False prophets drove Phoenix jihadis to Garland, Texas
Despite a long career of lampooning human folly, it has only been in recent years that I have fully appreciated the strong predilection among Homo sapiens to willingly and fervently believe in preposterous ideas. The shooting at the Muhammad cartoon contest in Garland, Texas, provided a full display of this phenomenon.
The incident was so rich in headlong stupidity that I need to address it from two angles. Today, it’s the idiots with guns who ended up dead before they could do much harm. Tomorrow, I’ll look at the paranoid style in American politics that has turned into a lucrative business for a few and a constant cause of panic and outrage for many.
Nadir Soofi and Elton Simpson were the two roommates who decided to load up a car with guns, drive from their home in Phoenix and head to Garland, where they apparently intended to kill as many people as they could inside the meeting room where offensive cartoons of the Prophet Muhammad were on display. Upon arrival, they jumped from the car with assault rifles blazing. A mere 15 seconds later, they were dead, taken down by a cop with a handgun.
Soofi, son of a Pakistani dad and an American mom, had an 8-year-old son of his own that he is said to have adored. Simpson, a devout Muslim like Soofi, was described by a friend as “a gentle person” with a good attitude and demeanor. Everybody in their circle of family and friends claims to be shocked that the pair would run off on this short-lived jihad. What got into their heads?
Well, from what has been reported about Simpson’s past, he had spent years filling his brain with radical Islamist propaganda. He ended up on a federal no-fly list when he lied to the FBI about his plans to go to Somalia and engage in “violent jihad.” Soofi seems to have had some pretty strong opinions about Middle East politics as well, and the speculation is that Simpson convinced him it was time for them both to become soldiers for their God.
Just moments before they started shooting, Simpson sent out a tweet with the hashtag #texasattack that read, “May Allah accept us as Mujahideen.” The tweet also indicated allegiance to Islamic State leader Abu Bakr al Baghdadi. ISIS was quick to claim them as its own in a radio broadcast following the attack, but Soofi and Simpson were something far less than hardened, trained terrorists. They were just two fools with minds filled with religious fantasies.
They are reminiscent of two other young men who did a lot more harm — Tamerlan and Dzhokhar Tsarnaev, the Boston Marathon bombers. They, too, flipped from being fairly normal American teenagers to merciless murderers because they bought into a fanatical version of reality. Suddenly, it became OK in their minds to kill innocent people to avenge some real or imagined slight against their belief system.

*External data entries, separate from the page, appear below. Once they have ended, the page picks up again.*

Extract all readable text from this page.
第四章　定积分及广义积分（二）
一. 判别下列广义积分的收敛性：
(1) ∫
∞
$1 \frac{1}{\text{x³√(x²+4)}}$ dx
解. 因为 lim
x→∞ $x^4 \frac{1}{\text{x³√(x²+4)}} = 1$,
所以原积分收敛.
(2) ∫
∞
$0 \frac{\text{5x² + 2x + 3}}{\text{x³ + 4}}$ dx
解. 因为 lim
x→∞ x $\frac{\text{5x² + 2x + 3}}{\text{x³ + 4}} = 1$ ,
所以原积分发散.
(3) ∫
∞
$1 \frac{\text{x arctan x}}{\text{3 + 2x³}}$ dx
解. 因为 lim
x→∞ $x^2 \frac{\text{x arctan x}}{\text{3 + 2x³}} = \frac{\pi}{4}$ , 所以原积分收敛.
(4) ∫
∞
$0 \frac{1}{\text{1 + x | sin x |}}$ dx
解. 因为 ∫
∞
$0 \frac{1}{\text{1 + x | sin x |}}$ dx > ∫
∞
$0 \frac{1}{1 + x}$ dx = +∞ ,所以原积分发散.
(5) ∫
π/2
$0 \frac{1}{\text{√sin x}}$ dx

And maybe that’s the core of the problem: belief systems. Just because a person believes something with all his heart and soul, that fervency does not make it true. Humans have been dreaming up belief systems since they stumbled out of caves and began gathering in tribes. Those tribes each came up with their own fantastical explanations for natural phenomena. They dreamed up gods and demons and spirits in the woods and the sky. When they encountered other tribes, they sometimes adopted the newcomers’ beliefs or they killed them to impose their own. Over time, the systems got more elaborate and the prevailing tribes grew enormous, but that did not make the beliefs any more real — only more powerful.
One of those belief systems, Islam, is plagued by an especially vicious, violent cohort. Perversely, because it is human nature and the nature of youth to be drawn to that which is most forbidden and passionate, radical Islam is a magnet for a disturbingly large number of young people in that tribe. Normal, happy teenage girls in Britain are suddenly running away from home and finding their way to Syria so they can become the sex servants of ISIS militants. Hapless punks in Paris are turning to murder because they are offended by cartoons.
How do we stop this? Even policemen with good aim cannot do the job alone. It would be nice to think an application of logic would help; that rationality could prevail over the fallacious beliefs that these children of jihad have adopted. But, so far, rationality and logic have not made a dent in the paranoia of Texans who think the U.S. Army is about to take over their state or birthers who think the president is a Kenyan, so why would it work on a kid who believes Allah has promised him Paradise if he is willing to die in the act of mass murder?